Evidently, you don’t need to be Jewish or Israeli any longer to get your film attacked by Jew haters. If you dare make Israel look good, that’s enough to get you cancelled.

For this latest outrage in the global march to single out the Jewish state, we can thank the international film festival in Belgium. The festival, which has been held in Brussels for 30 years and shows films from Mediterranean, European, African, and Middle Eastern countries, announced last week that it was cancelling the screening of the documentary film, “The Belle from Gaza.”

The French documentary follows a young Palestinian transgender woman who flees Gaza on foot after her life was threatened because of her gender identity and arrives in Tel Aviv to live freely and formulate her identity.

So, why would the festival cancel such a human-centered film?

Why else? Because it came under pressure from pro-Palestinian groups who protested that the film “contributes to the pinkwashing and colonialist narrative of genocide,” a perspective the festival said it did not share. Sure, but that didn’t stop them from canceling the screening.

The film, which is not Israeli and was only partly filmed in Israel, committed the unforgivable sin of portraying Palestinian society as anti-LBGTQ and Israeli society as the very opposite. In other words, it showed the truth. Even the film’s French director, Yolande Zauberman, conceded in an interview with Haaretz, “I didn’t make this film to show that Israel treats trans people better, but that is a fact.”

Another fact is that the decision to cancel was made only a few hours before the scheduled screening. Because activists threatened to boycott the event and disrupt the proceedings, festival leaders decided to cancel the screening “in order to ensure the smooth running of the festival.”

That is not protest—it’s intimidation.

Hysterical Jew haters and Zionophobes across the world will continue to bully and intimidate authorities until those authorities have the courage to say no more.
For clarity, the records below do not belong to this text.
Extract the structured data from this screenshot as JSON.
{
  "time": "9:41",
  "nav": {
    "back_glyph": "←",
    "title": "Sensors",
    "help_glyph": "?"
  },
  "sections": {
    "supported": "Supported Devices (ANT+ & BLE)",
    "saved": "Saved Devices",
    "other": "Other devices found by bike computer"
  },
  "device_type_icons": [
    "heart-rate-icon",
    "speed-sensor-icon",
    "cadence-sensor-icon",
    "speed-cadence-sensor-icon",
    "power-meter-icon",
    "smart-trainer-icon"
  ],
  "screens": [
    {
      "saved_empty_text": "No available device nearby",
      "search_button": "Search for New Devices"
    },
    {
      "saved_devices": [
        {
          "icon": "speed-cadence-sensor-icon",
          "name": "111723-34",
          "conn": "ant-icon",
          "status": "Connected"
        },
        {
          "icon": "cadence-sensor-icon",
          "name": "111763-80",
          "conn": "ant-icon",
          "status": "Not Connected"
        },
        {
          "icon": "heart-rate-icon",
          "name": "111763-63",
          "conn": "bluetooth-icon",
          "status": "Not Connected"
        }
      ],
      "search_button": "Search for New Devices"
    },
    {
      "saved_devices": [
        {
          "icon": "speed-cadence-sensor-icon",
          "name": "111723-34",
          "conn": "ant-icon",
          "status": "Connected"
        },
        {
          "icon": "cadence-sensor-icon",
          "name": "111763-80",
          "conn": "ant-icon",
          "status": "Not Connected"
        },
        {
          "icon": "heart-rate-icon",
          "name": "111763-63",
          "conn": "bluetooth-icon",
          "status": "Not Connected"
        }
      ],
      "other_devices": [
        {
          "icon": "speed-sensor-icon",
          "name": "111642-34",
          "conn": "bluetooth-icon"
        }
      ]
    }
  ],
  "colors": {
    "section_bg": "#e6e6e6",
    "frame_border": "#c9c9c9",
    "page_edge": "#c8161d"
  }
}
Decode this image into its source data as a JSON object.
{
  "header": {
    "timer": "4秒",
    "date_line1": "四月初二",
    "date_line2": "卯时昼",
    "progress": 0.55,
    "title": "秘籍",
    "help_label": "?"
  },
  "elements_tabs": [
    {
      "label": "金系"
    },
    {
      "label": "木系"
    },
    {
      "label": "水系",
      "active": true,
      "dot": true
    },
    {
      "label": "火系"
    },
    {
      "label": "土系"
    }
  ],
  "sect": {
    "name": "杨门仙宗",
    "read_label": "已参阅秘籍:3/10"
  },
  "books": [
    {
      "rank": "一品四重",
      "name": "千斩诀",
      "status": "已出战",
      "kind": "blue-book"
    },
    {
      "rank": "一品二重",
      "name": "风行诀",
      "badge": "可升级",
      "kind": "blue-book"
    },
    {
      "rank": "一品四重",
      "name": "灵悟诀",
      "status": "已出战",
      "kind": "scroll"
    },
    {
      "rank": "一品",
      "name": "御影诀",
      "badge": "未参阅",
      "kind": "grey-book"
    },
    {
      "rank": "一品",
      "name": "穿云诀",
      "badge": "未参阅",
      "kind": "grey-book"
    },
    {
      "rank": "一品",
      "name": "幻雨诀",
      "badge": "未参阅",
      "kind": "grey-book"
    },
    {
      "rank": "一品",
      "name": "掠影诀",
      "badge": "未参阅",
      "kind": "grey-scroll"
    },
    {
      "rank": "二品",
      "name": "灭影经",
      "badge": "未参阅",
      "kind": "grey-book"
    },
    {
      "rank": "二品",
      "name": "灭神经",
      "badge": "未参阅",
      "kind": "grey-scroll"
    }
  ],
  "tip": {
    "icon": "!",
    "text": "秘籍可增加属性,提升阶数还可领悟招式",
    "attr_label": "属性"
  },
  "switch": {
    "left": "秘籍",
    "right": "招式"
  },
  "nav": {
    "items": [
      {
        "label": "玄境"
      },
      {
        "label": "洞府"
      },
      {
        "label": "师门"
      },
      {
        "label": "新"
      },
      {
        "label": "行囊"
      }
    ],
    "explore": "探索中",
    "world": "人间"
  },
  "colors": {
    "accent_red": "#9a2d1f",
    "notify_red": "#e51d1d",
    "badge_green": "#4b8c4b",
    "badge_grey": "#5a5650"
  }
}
It’s bad enough when the haters single out Jewish and Israeli authors, academics and artists for boycotting. But when they start going after a French director because she dared show a truth they don’t like, you know we’ve entered new territory.

This kind of radical intolerance becomes a war not just against the Jews but against artistic expression. Let’s hope “The Belle” from Gaza who found refuge in Tel Aviv will speak up for creative freedom– even if it makes Israel look good.